Nobody is 'too cool' for organic

Nobody is 'too cool' for organic

Nobody is 'too cool' for organicA couple of years ago I was having a conversation with MOM’s Organic Market’s grocery director about some products we don’t carry. She said something that caught my attention—that there’s a faction within the organic industry that considers itself “too cool to be organic.” A growing number of farmers and artisan producers feel like their products are “beyond organic,” and that going through the process of third-party organic certification is a wasted effort.

Kathleen Merrigan, one of the organic farming industry’s most stalwart supporters, retired May 3. As she departed, she wrote in the National Organic Program’s most recent newsletter about her biggest fear for the future of organics:

“I could list out many challenges and opportunities facing organic agriculture, but as I head out the door, I want you to know the one issue that weighs heavily on my mind,” she wrote. “I meet too many young people who think organic status is insufficient or not relevant to them. They claim to be ‘beyond organic,’ ‘natural,’ better than organic, ‘authentic.’

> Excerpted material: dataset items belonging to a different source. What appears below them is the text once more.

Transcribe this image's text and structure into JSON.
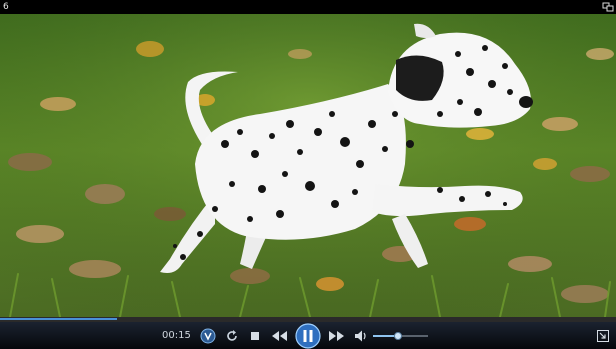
{
  "window": {
    "title": "6"
  },
  "playback": {
    "time_display": "00:15",
    "progress_fraction": 0.19,
    "volume_fraction": 0.45,
    "state": "playing"
  },
  "icons": {
    "restore": "restore-window-icon",
    "switch_library": "switch-to-library-icon",
    "shuffle": "shuffle-icon",
    "repeat": "repeat-icon",
    "stop": "stop-icon",
    "previous": "previous-icon",
    "play_pause": "pause-icon",
    "next": "next-icon",
    "mute": "volume-icon",
    "exit_fullscreen": "exit-fullscreen-icon"
  },
  "colors": {
    "accent": "#4a90d9",
    "play_button": "#2f6fbf",
    "control_bar": "#0b0f16"
  }
}
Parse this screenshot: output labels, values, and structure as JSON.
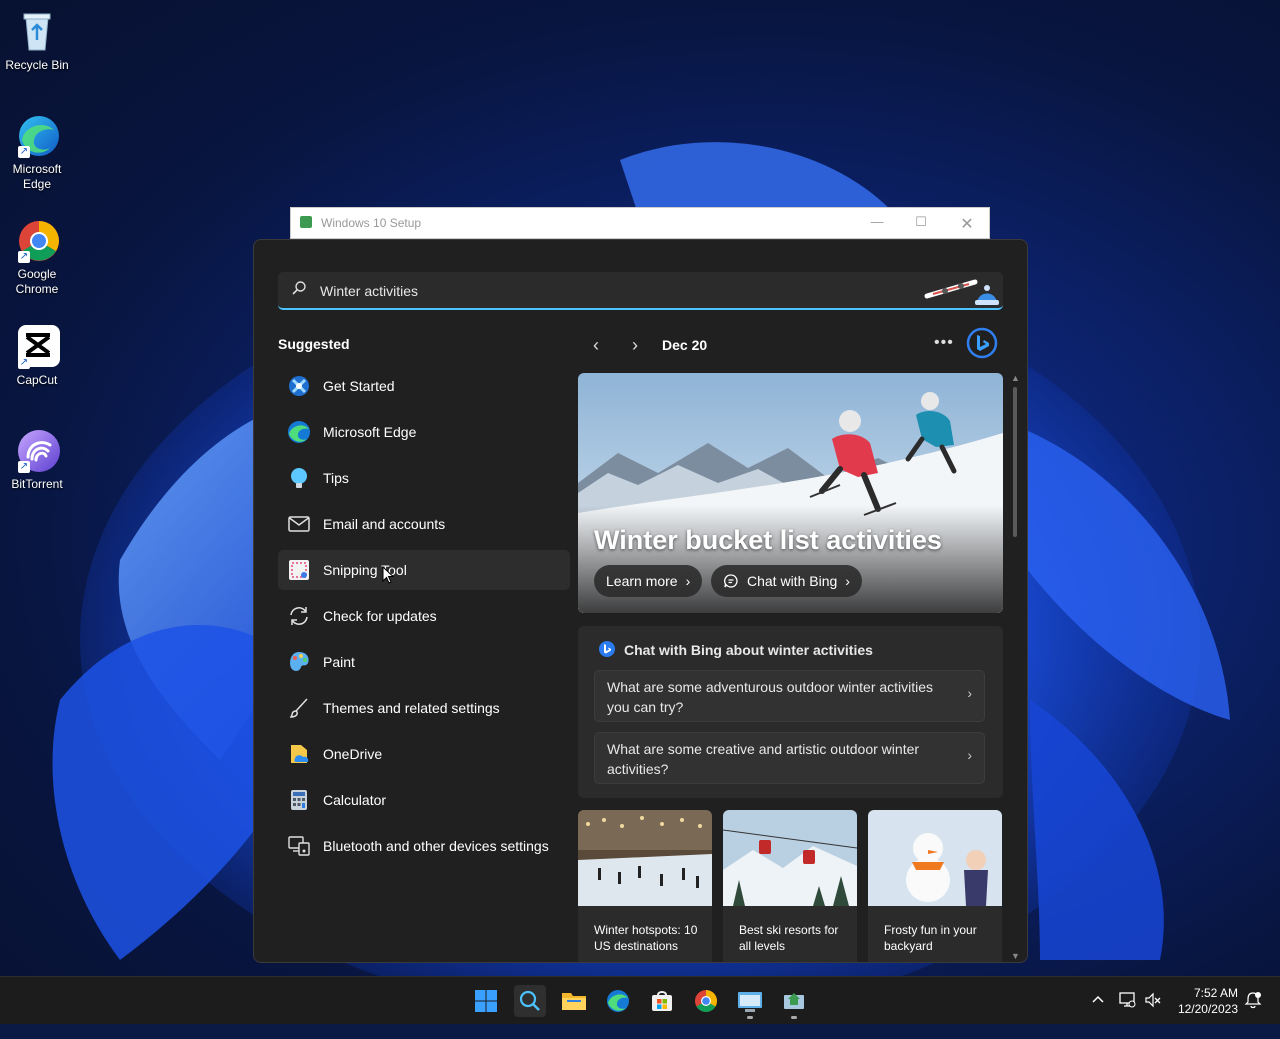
{
  "desktop": {
    "icons": [
      {
        "label": "Recycle Bin"
      },
      {
        "label": "Microsoft Edge"
      },
      {
        "label": "Google Chrome"
      },
      {
        "label": "CapCut"
      },
      {
        "label": "BitTorrent"
      }
    ]
  },
  "setup_window": {
    "title": "Windows 10 Setup"
  },
  "search": {
    "query": "Winter activities",
    "suggested_title": "Suggested",
    "suggested": [
      {
        "label": "Get Started",
        "icon": "get-started-icon"
      },
      {
        "label": "Microsoft Edge",
        "icon": "edge-icon"
      },
      {
        "label": "Tips",
        "icon": "tips-icon"
      },
      {
        "label": "Email and accounts",
        "icon": "mail-icon"
      },
      {
        "label": "Snipping Tool",
        "icon": "snipping-tool-icon"
      },
      {
        "label": "Check for updates",
        "icon": "refresh-icon"
      },
      {
        "label": "Paint",
        "icon": "paint-icon"
      },
      {
        "label": "Themes and related settings",
        "icon": "brush-icon"
      },
      {
        "label": "OneDrive",
        "icon": "onedrive-icon"
      },
      {
        "label": "Calculator",
        "icon": "calculator-icon"
      },
      {
        "label": "Bluetooth and other devices settings",
        "icon": "devices-icon"
      }
    ],
    "date": "Dec 20",
    "hero": {
      "title": "Winter bucket list activities",
      "learn_more": "Learn more",
      "chat_with_bing": "Chat with Bing"
    },
    "chat": {
      "title": "Chat with Bing about winter activities",
      "questions": [
        "What are some adventurous outdoor winter activities you can try?",
        "What are some creative and artistic outdoor winter activities?"
      ]
    },
    "tiles": [
      {
        "caption": "Winter hotspots: 10 US destinations"
      },
      {
        "caption": "Best ski resorts for all levels"
      },
      {
        "caption": "Frosty fun in your backyard"
      }
    ]
  },
  "taskbar": {
    "time": "7:52 AM",
    "date": "12/20/2023"
  },
  "colors": {
    "accent": "#4cc2ff",
    "panel_bg": "#202020",
    "card_bg": "#2b2b2b",
    "taskbar_bg": "#1c1c1c"
  }
}
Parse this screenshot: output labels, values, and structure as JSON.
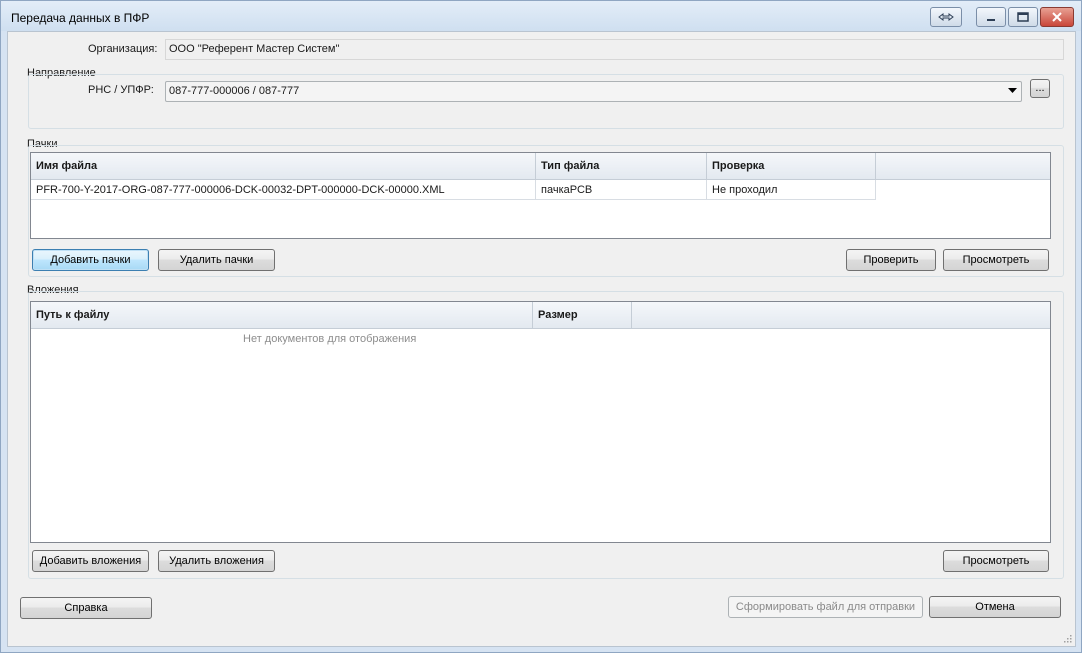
{
  "window": {
    "title": "Передача данных в ПФР"
  },
  "organization": {
    "label": "Организация:",
    "value": "ООО \"Референт Мастер Систем\""
  },
  "direction": {
    "group_label": "Направление",
    "field_label": "РНС / УПФР:",
    "selected": "087-777-000006 / 087-777",
    "browse_label": "..."
  },
  "packs": {
    "group_label": "Пачки",
    "columns": [
      "Имя файла",
      "Тип файла",
      "Проверка"
    ],
    "rows": [
      [
        "PFR-700-Y-2017-ORG-087-777-000006-DCK-00032-DPT-000000-DCK-00000.XML",
        "пачкаРСВ",
        "Не проходил"
      ]
    ],
    "add_label": "Добавить пачки",
    "remove_label": "Удалить пачки",
    "check_label": "Проверить",
    "view_label": "Просмотреть"
  },
  "attachments": {
    "group_label": "Вложения",
    "columns": [
      "Путь к файлу",
      "Размер"
    ],
    "empty_text": "Нет документов для отображения",
    "add_label": "Добавить вложения",
    "remove_label": "Удалить вложения",
    "view_label": "Просмотреть"
  },
  "footer": {
    "help_label": "Справка",
    "build_label": "Сформировать файл для отправки",
    "cancel_label": "Отмена"
  },
  "icons": {
    "restore": "restore-icon",
    "minimize": "minimize-icon",
    "maximize": "maximize-icon",
    "close": "close-icon",
    "dropdown": "chevron-down-icon",
    "grip": "resize-grip-icon"
  }
}
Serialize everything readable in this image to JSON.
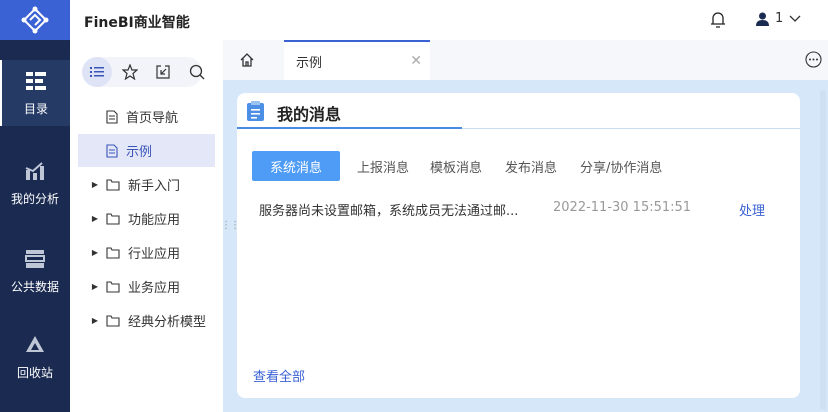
{
  "app": {
    "title": "FineBI商业智能"
  },
  "user": {
    "name": "1"
  },
  "nav": [
    {
      "label": "目录"
    },
    {
      "label": "我的分析"
    },
    {
      "label": "公共数据"
    },
    {
      "label": "回收站"
    }
  ],
  "directory": {
    "items": [
      {
        "label": "首页导航",
        "type": "file"
      },
      {
        "label": "示例",
        "type": "file"
      },
      {
        "label": "新手入门",
        "type": "folder"
      },
      {
        "label": "功能应用",
        "type": "folder"
      },
      {
        "label": "行业应用",
        "type": "folder"
      },
      {
        "label": "业务应用",
        "type": "folder"
      },
      {
        "label": "经典分析模型",
        "type": "folder"
      }
    ]
  },
  "tabs": [
    {
      "label": "示例"
    }
  ],
  "card": {
    "title": "我的消息",
    "tabs": [
      {
        "label": "系统消息"
      },
      {
        "label": "上报消息"
      },
      {
        "label": "模板消息"
      },
      {
        "label": "发布消息"
      },
      {
        "label": "分享/协作消息"
      }
    ],
    "messages": [
      {
        "text": "服务器尚未设置邮箱，系统成员无法通过邮...",
        "time": "2022-11-30 15:51:51",
        "action": "处理"
      }
    ],
    "view_all": "查看全部"
  },
  "colors": {
    "accent": "#3a62d5",
    "nav_bg": "#1a2a50",
    "active_tab": "#4e9cf5"
  }
}
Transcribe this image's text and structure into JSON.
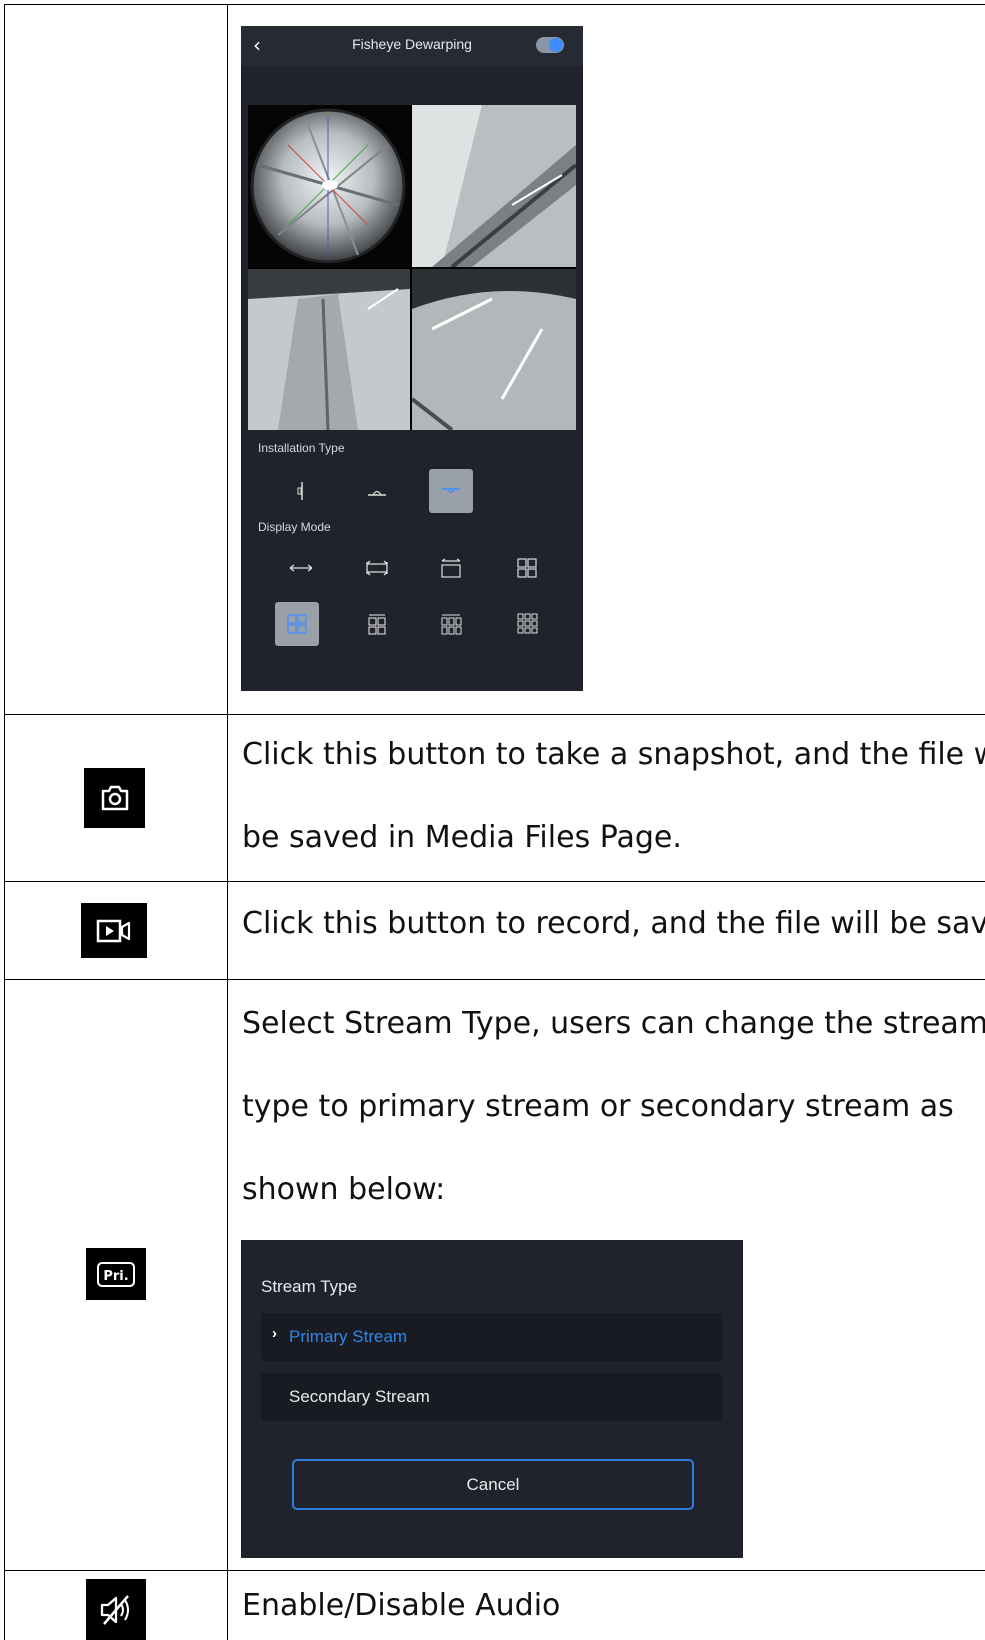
{
  "app": {
    "header": {
      "title": "Fisheye Dewarping",
      "back_glyph": "‹"
    },
    "installation_label": "Installation Type",
    "display_label": "Display Mode",
    "installation_types": [
      "wall-mount-icon",
      "ceiling-mount-icon",
      "desktop-mount-icon"
    ],
    "installation_selected_index": 2,
    "display_modes": [
      "1P",
      "2P",
      "1O+1P",
      "4R",
      "1O+3R",
      "1O+2P+... ",
      "1O+4R",
      "1O+8R"
    ],
    "display_selected_index": 4,
    "toggle_on": true,
    "accent": "#3d8dff"
  },
  "rows": {
    "snapshot": {
      "icon": "camera-icon",
      "line1": "Click this button to take a snapshot, and the file will",
      "line2": "be saved in Media Files Page."
    },
    "record": {
      "icon": "video-record-icon",
      "line1": "Click this button to record, and the file will be saved"
    },
    "stream": {
      "icon": "pri-stream-icon",
      "icon_text": "Pri.",
      "line1": "Select Stream Type, users can change the stream",
      "line2": "type to primary stream or secondary stream as",
      "line3": "shown below:"
    },
    "audio": {
      "icon": "mute-speaker-icon",
      "line1": "Enable/Disable Audio"
    }
  },
  "dialog": {
    "title": "Stream Type",
    "options": [
      "Primary Stream",
      "Secondary Stream"
    ],
    "selected_index": 0,
    "cancel": "Cancel",
    "selected_color": "#2f86e8"
  }
}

“They worry about the paperwork, fees, and being regulated by government. We must change this trend. I wish I had an hour to spend with each one of these budding farmers to explain the history of the organic farming movement and why it is important to act collectively. What we have done together is bigger than any one person or organization. What we have done together has mattered.”

I can relate to these young farmers and producers. As the owner of MOM’s, I’ve come across some regulations over the years that are rather ridiculous, seemingly created by bureaucrats who make a living out of overthinking everything. This results in a plethora of minutiae-based regulations that cater to the lowest common denominator.

However, I realize that no set of regulations is going to be perfect. Some people and organizations will find fault with the organic certification process and standards, so they choose to throw the baby out with the bath water by not participating. Even worse, some say the organic standards aren’t good enough, so they form a circular firing squad and actively attack the entire certification process.

For the organic movement to continue to grow, we are going to have to realize that perfect is the enemy of good, that not everyone can be pleased. To be effective, we need to adhere to a common set of less-than-perfect standards. Those who farm organically but opt out of the certification process are making it easier on themselves, but they are hurting our movement… the same movement that is able to exist because of these uniform standards and certification processes.

When shopping at farmers markets, roadside stands, or buying local or artisan products, please consider the value and power of collective action; give priority to those who go through the organic certification process. They are selflessly investing in our industry.